SUDAH delapan hari kapal besar berbendera Cina itu, MV Mandarin Sea, melego jangkar di perairan dekat Kalimantan Tengah—sekitar 15 mil dari Pelabuhan Kumai, Pangkalan Bun. Hal itu membuat Yang Lan Shun, nahkoda kapal tersebut, kesal dan mengomel panjang-pendek. Ada apa? Selama delapan hari itu dia menanti dengan sia-sia dokumen-dokumen resmi agar bisa membongkar sauh dan segera berlayar. Tapi surat-surat itu tak kunjung diantarkan kepadanya.
Padahal sekitar 10 ribu meter kubik kayu meranti gelondongan sudah dimuat ke kapal. Dua kapal lain yang berlabuh tak jauh dari Mandarin Sea, MV Rong Cheng, dan Fonwa Star, bernasib sama. Penyewa kapal-kapal tersebut adalah PT Barim Bahari Sentosa dan Tri Sukses Wanatama. Sedangkan yang mengageni mereka di Indonesia adalah PT Lingga Marintama, salah satu anak perusahaan Tanjung Lingga Group, milik Abdul Rasyid. Hari demi hari lewat, surat-surat pendukung muatan tak kunjung tiba. Akhirnya, Lan Shun memilih mogok berlayar karena takut tertangkap. Firasat kapten kapal asal Cina itu tidak meleset.

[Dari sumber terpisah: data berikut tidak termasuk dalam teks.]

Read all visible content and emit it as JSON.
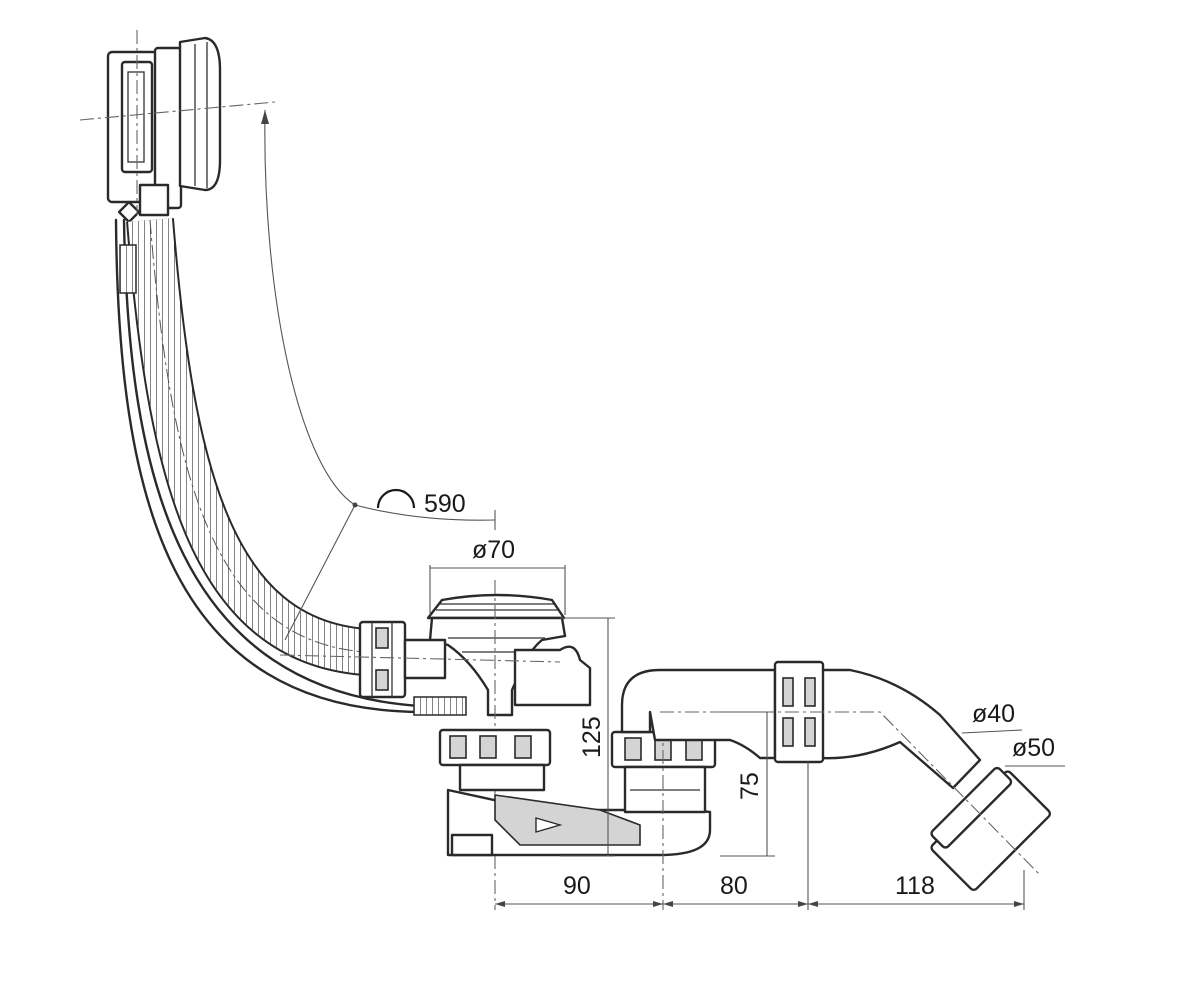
{
  "dimensions": {
    "cable_length": "590",
    "outlet_diameter": "ø70",
    "overall_height": "125",
    "trap_height": "75",
    "inner_pipe_diameter": "ø40",
    "outer_pipe_diameter": "ø50",
    "span_1": "90",
    "span_2": "80",
    "span_3": "118"
  }
}
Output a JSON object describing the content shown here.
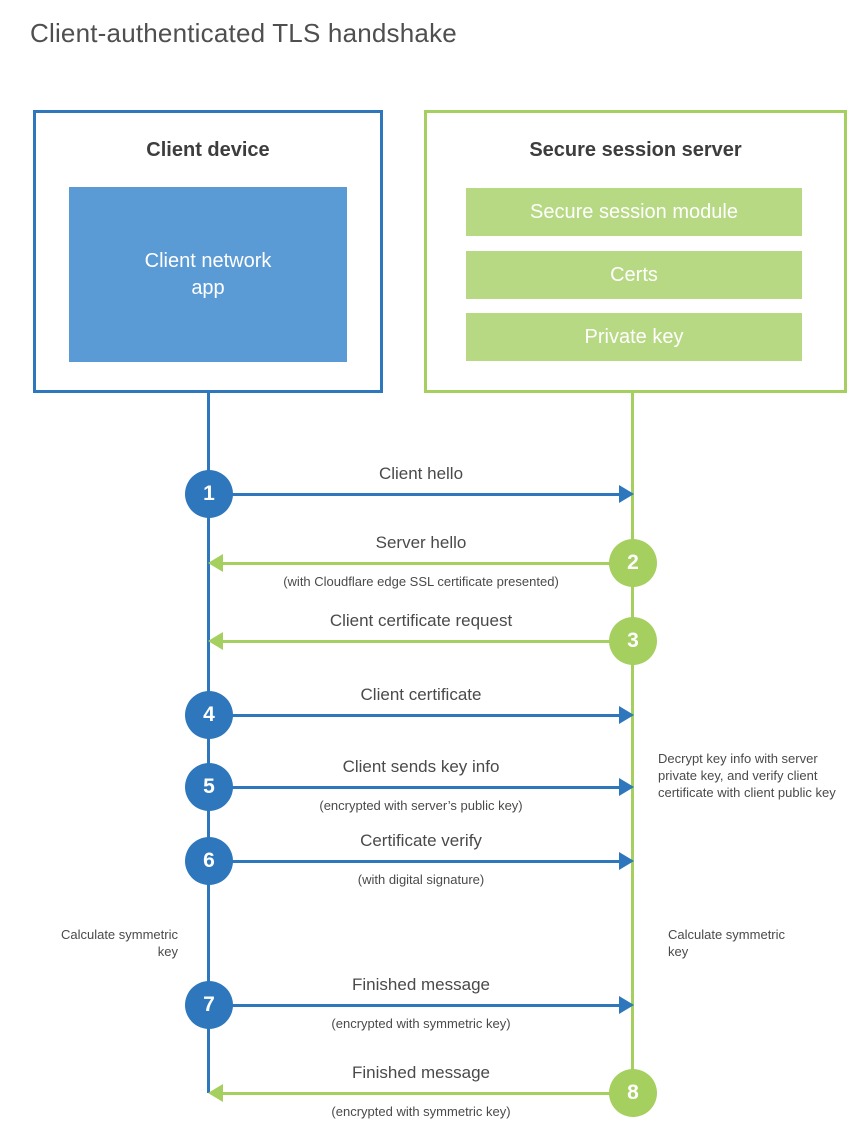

Sekitar pukul dua pagi, 9 November 2001, Lan Shun dibangunkan dari tidurnya dengan paksa di kabinnya. Di hadapannya berdiri beberapa tentara angkatan laut lengkap dengan senjata. Para prajurit itu berasal dari kapal perang KRI Pandrong dari kesatuan Armada Timur yang berpangkalan di Surabaya. Mereka menyergap ketika kapal Cina tersebut dengan alasan mengangkut dan menguasai kayu tanpa dokumen yang sah.
Tanpa melawan, ketiga kapten kapal itu masuk ke dalam giringan KRI Pandrong menuju Pelabuhan Tanjung Priok, Jakarta. Tentara angkatan laut itu menahan barang bukti berupa kayu meranti 25 ribu meter kubik. Juru taksir yang diminta menilai isi kapal-kapal itu menyebut angka Rp 50 miliar.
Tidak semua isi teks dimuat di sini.